Carefully Constructed Program in a Floating Hall

By ANTHONY TOMMASINI
Some performers try to dazzle you with their brilliance and charisma. Others, though just as accomplished, take a more self-effacing approach to making music. That group includes the superb violinist Miranda Cuckson and the exemplary pianist Steven Beck, two young performers who teamed up for a deeply satisfying recital at Bargemusic in Brooklyn on Friday night.

Their program was artfully laid out. They began with Stravinsky’s seldom-heard “Pastorale” for violin and piano from 1933. Though the title might lead you to expect something bucolic, this is a bustling, spirited work, with a wandering violin line floating atop a busy, highly ornamented piano part. Along the way come some deceptively blasé shifts through far-ranging chords and keys. Here Stravinsky shows how to write a really clever novelty piece.

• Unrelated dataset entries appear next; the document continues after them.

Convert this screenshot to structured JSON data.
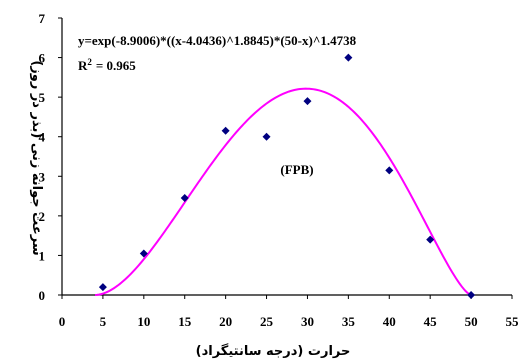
{
  "chart_data": {
    "type": "scatter",
    "xlabel": "حرارت (درجه سانتیگراد)",
    "ylabel": "سرعت جوانه زنی (بذر در روز)",
    "xlim": [
      0,
      55
    ],
    "ylim": [
      0,
      7
    ],
    "x_ticks": [
      "0",
      "5",
      "10",
      "15",
      "20",
      "25",
      "30",
      "35",
      "40",
      "45",
      "50",
      "55"
    ],
    "y_ticks": [
      "0",
      "1",
      "2",
      "3",
      "4",
      "5",
      "6",
      "7"
    ],
    "grid": false,
    "annotations": {
      "equation": "y=exp(-8.9006)*((x-4.0436)^1.8845)*(50-x)^1.4738",
      "r2_label": "R",
      "r2_superscript": "2",
      "r2_value": "=  0.965",
      "model_label": "(FPB)"
    },
    "series": [
      {
        "type": "scatter",
        "marker": "diamond",
        "color": "#000080",
        "x": [
          5,
          10,
          15,
          20,
          25,
          30,
          35,
          40,
          45,
          50
        ],
        "y": [
          0.2,
          1.05,
          2.45,
          4.15,
          4.0,
          4.9,
          6.0,
          3.15,
          1.4,
          0.0
        ]
      },
      {
        "type": "line",
        "color": "#ff00ff",
        "model": {
          "intercept_exp": -8.9006,
          "x0": 4.0436,
          "p1": 1.8845,
          "xmax": 50,
          "p2": 1.4738
        }
      }
    ]
  }
}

To present the Neo-Classical Stravinsky at his most inventive, Ms. Cuckson and Mr. Beck next played the substantive five-movement Duo Concertant from 1932. There is something Mozartean in the clarity and elegance of the music. Still, these performers brought out every bit of the tartly harmonic, multilayered, rhythmically fractured complexity of the piece.

Mr. Beck was impressive during the perpetual-motion Gigue, which he dispatched with crisp articulation and nimble finger-work. They ended the Stravinsky group with an arrangement of the playful Scherzo from “The Firebird.” How can this piece not be an encore favorite?

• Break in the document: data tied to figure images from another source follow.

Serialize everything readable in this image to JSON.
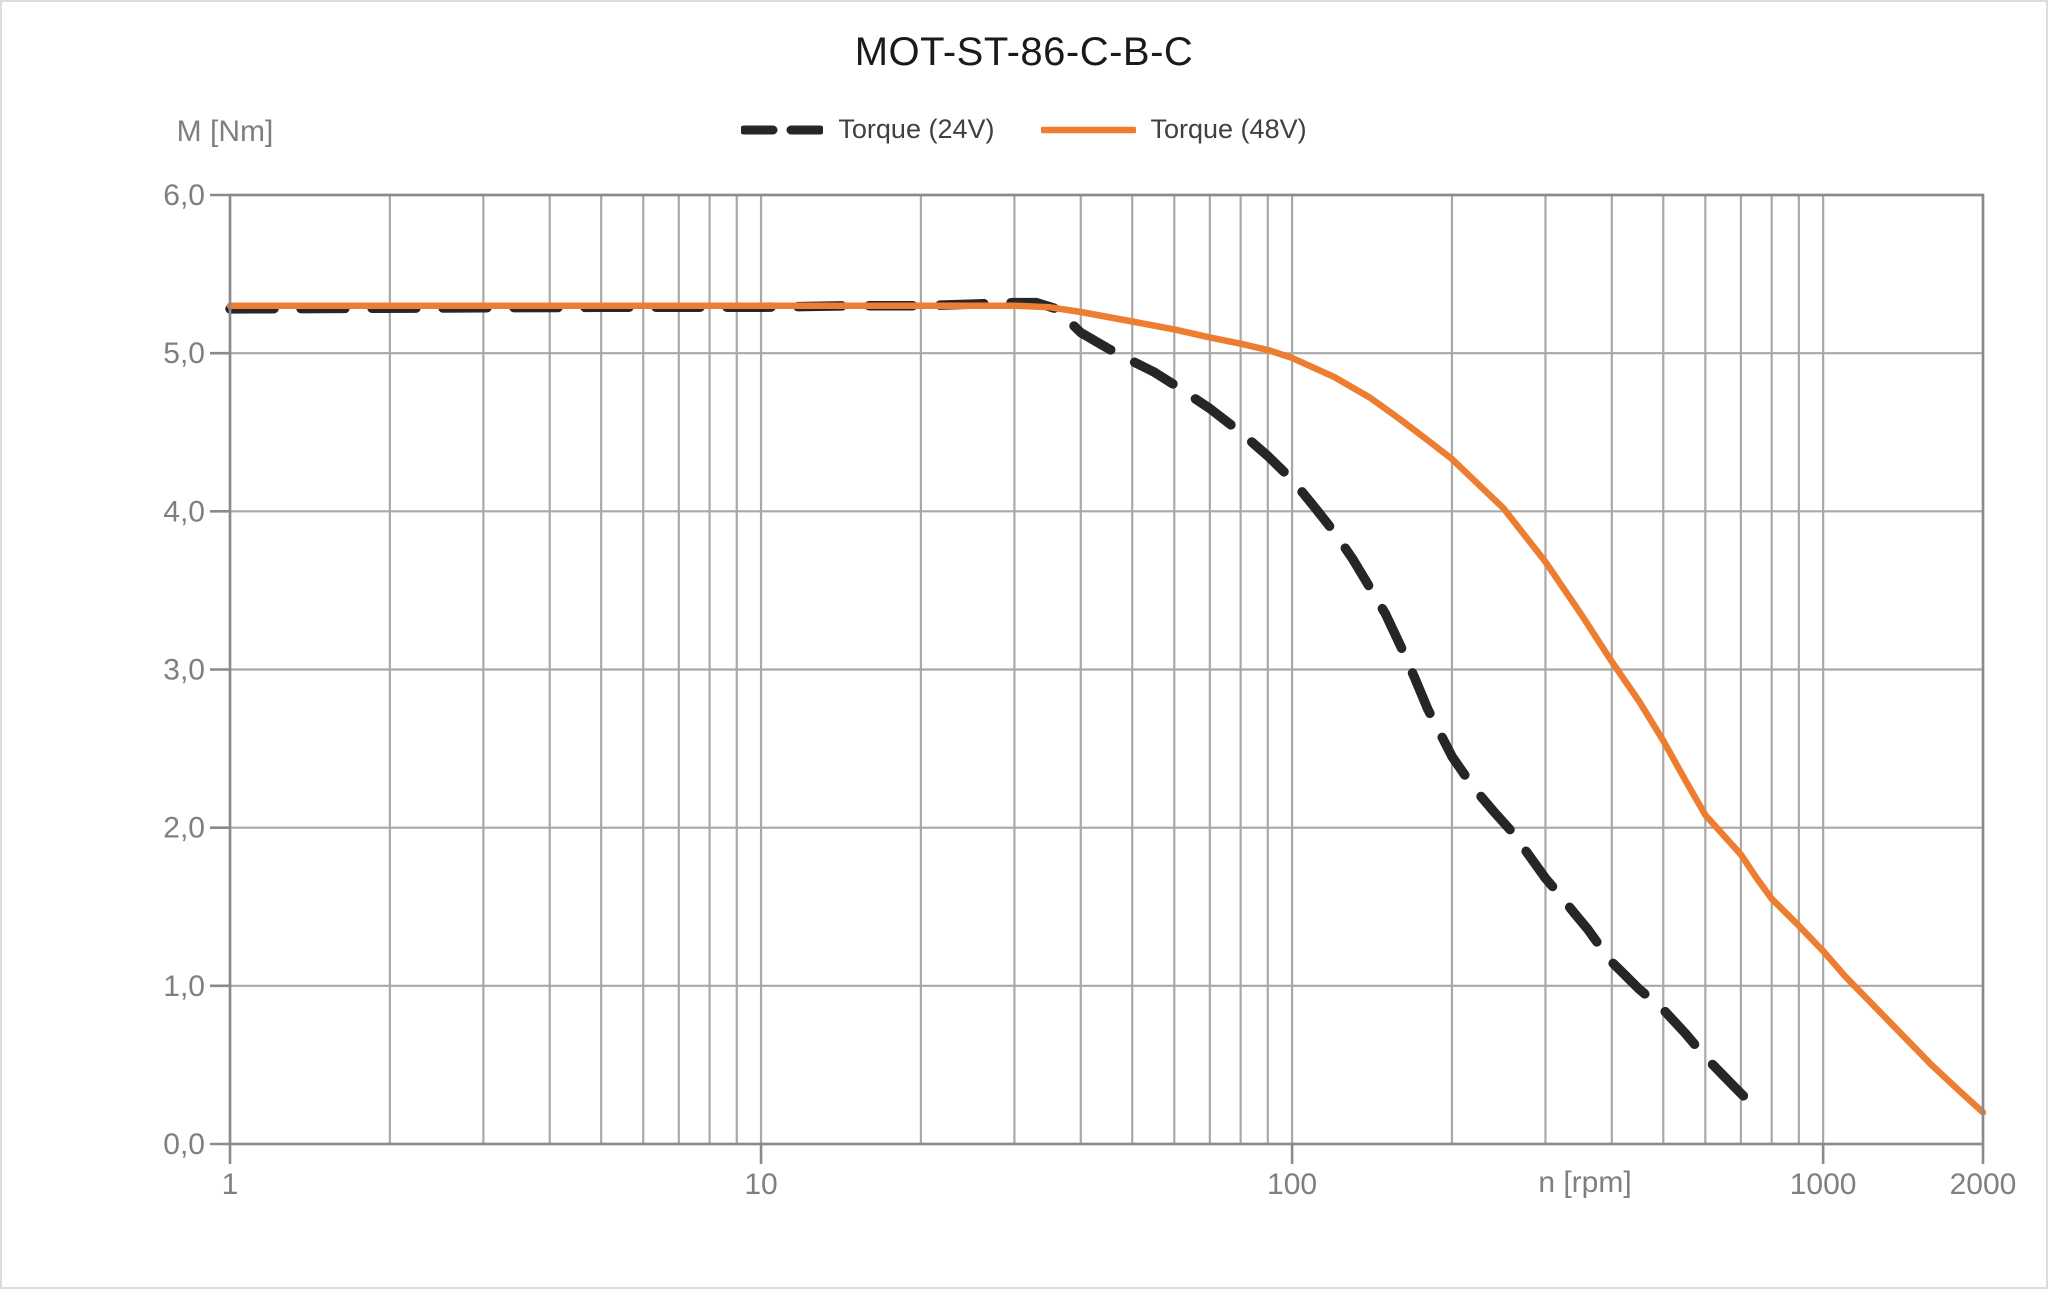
{
  "page": {
    "background": "#FFFFFF",
    "border_color": "#DCDCDC"
  },
  "title": "MOT-ST-86-C-B-C",
  "y_axis_title": "M [Nm]",
  "x_axis_title": "n [rpm]",
  "chart_data": {
    "type": "line",
    "title": "MOT-ST-86-C-B-C",
    "xlabel": "n [rpm]",
    "ylabel": "M [Nm]",
    "x_scale": "log",
    "xlim": [
      1,
      2000
    ],
    "ylim": [
      0,
      6
    ],
    "grid": "on",
    "legend_position": "top-center",
    "x_ticks": [
      {
        "value": 1,
        "label": "1"
      },
      {
        "value": 10,
        "label": "10"
      },
      {
        "value": 100,
        "label": "100"
      },
      {
        "value": 1000,
        "label": "1000"
      },
      {
        "value": 2000,
        "label": "2000"
      }
    ],
    "y_ticks": [
      {
        "value": 0,
        "label": "0,0"
      },
      {
        "value": 1,
        "label": "1,0"
      },
      {
        "value": 2,
        "label": "2,0"
      },
      {
        "value": 3,
        "label": "3,0"
      },
      {
        "value": 4,
        "label": "4,0"
      },
      {
        "value": 5,
        "label": "5,0"
      },
      {
        "value": 6,
        "label": "6,0"
      }
    ],
    "colors": {
      "grid": "#A8A8A8",
      "frame": "#8A8A8A",
      "tick_text": "#7F7F7F",
      "title_text": "#1A1A1A",
      "legend_text": "#404040"
    },
    "series": [
      {
        "name": "Torque (24V)",
        "style": "dashed",
        "color": "#262626",
        "points": [
          [
            1,
            5.28
          ],
          [
            5,
            5.29
          ],
          [
            10,
            5.29
          ],
          [
            15,
            5.3
          ],
          [
            20,
            5.3
          ],
          [
            25,
            5.31
          ],
          [
            30,
            5.32
          ],
          [
            33,
            5.32
          ],
          [
            36,
            5.28
          ],
          [
            40,
            5.13
          ],
          [
            45,
            5.03
          ],
          [
            50,
            4.95
          ],
          [
            55,
            4.88
          ],
          [
            60,
            4.8
          ],
          [
            70,
            4.65
          ],
          [
            80,
            4.5
          ],
          [
            90,
            4.35
          ],
          [
            100,
            4.2
          ],
          [
            110,
            4.03
          ],
          [
            120,
            3.87
          ],
          [
            130,
            3.7
          ],
          [
            140,
            3.52
          ],
          [
            150,
            3.35
          ],
          [
            160,
            3.15
          ],
          [
            170,
            2.95
          ],
          [
            180,
            2.75
          ],
          [
            200,
            2.45
          ],
          [
            220,
            2.25
          ],
          [
            240,
            2.1
          ],
          [
            260,
            1.97
          ],
          [
            280,
            1.82
          ],
          [
            300,
            1.68
          ],
          [
            320,
            1.57
          ],
          [
            340,
            1.46
          ],
          [
            360,
            1.36
          ],
          [
            380,
            1.25
          ],
          [
            400,
            1.15
          ],
          [
            420,
            1.08
          ],
          [
            450,
            0.98
          ],
          [
            480,
            0.9
          ],
          [
            500,
            0.85
          ],
          [
            550,
            0.7
          ],
          [
            600,
            0.55
          ],
          [
            650,
            0.43
          ],
          [
            700,
            0.32
          ],
          [
            720,
            0.28
          ]
        ]
      },
      {
        "name": "Torque (48V)",
        "style": "solid",
        "color": "#ED7D31",
        "points": [
          [
            1,
            5.3
          ],
          [
            5,
            5.3
          ],
          [
            10,
            5.3
          ],
          [
            20,
            5.3
          ],
          [
            30,
            5.3
          ],
          [
            35,
            5.29
          ],
          [
            40,
            5.26
          ],
          [
            50,
            5.2
          ],
          [
            60,
            5.15
          ],
          [
            70,
            5.1
          ],
          [
            80,
            5.06
          ],
          [
            90,
            5.02
          ],
          [
            100,
            4.97
          ],
          [
            120,
            4.85
          ],
          [
            140,
            4.72
          ],
          [
            160,
            4.58
          ],
          [
            180,
            4.45
          ],
          [
            200,
            4.33
          ],
          [
            250,
            4.02
          ],
          [
            300,
            3.68
          ],
          [
            350,
            3.35
          ],
          [
            400,
            3.05
          ],
          [
            450,
            2.8
          ],
          [
            500,
            2.55
          ],
          [
            550,
            2.3
          ],
          [
            600,
            2.08
          ],
          [
            650,
            1.95
          ],
          [
            700,
            1.83
          ],
          [
            750,
            1.68
          ],
          [
            800,
            1.55
          ],
          [
            900,
            1.38
          ],
          [
            1000,
            1.22
          ],
          [
            1100,
            1.06
          ],
          [
            1200,
            0.93
          ],
          [
            1400,
            0.7
          ],
          [
            1600,
            0.5
          ],
          [
            1800,
            0.34
          ],
          [
            2000,
            0.2
          ]
        ]
      }
    ]
  }
}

Photo: Katherine Glicksberg for The New York Times
Miranda Cuckson and Steven Beck performed a chamber concert of Stravinsky, Barber, Fred Lerdahl and Poulenc at Bargemusic.


Just before he turned 18 in 1928, the composer Samuel Barber, then a student at the Curtis Institute of Music in Philadelphia, wrote a Violin Sonata that won a $1,500 prize. The piece was lost, or so we thought. Barbara Heyman, a noted Barber scholar and biographer, explained to the Bargemusic audience that, partly through her diligence, the manuscript to the third and final movement was discovered a few years ago. (The first two movements have still not turned up.) Ms. Cuckson and Mr. Beck gave the New York premiere.

Barber was enthralled with Brahms at the time, Ms. Heyman said, and that infatuation comes through in this impassioned finale, rich with roaming harmonies and thick piano sonorities. There is also refinement, à la Fauré, in the music. Yet the ingenious Barber of the pulsing Piano Sonata makes a trial appearance here as well.

After intermission Ms. Cuckson and Mr. Beck gave an engrossing account of Fred Lerdahl’s Duo for Violin and Piano (2005). Both the near-frenzied first movement and the more pensive second movement of this 15-minute work unfold in a series of episodic gestures, full of spiraling piano flights and cyclic violin riffs. Whenever the violin turns dreamy, in the first movement, the music, led by the piano, bursts into pummeling patterns of punchy, chiseled descending chords.

Ms. Cuckson and Mr. Beck finished with Poulenc’s Violin Sonata (1942-43). Poulenc was enormously influenced by Stravinsky’s Neo-Classical style. Amid the rippling piano runs and fanciful violin writing, this music pulses with rigorous counterpoint and brittle harmonic writing that recall Stravinsky. Yet during this period Poulenc believed that music, like life, should be charming. So touches of a Paris salon gathering and hints of tangos appear.

The audience could not have asked for a finer performance of this demanding piece. Nor for better summer evening weather to enjoy on Brooklyn’s floating concert hall.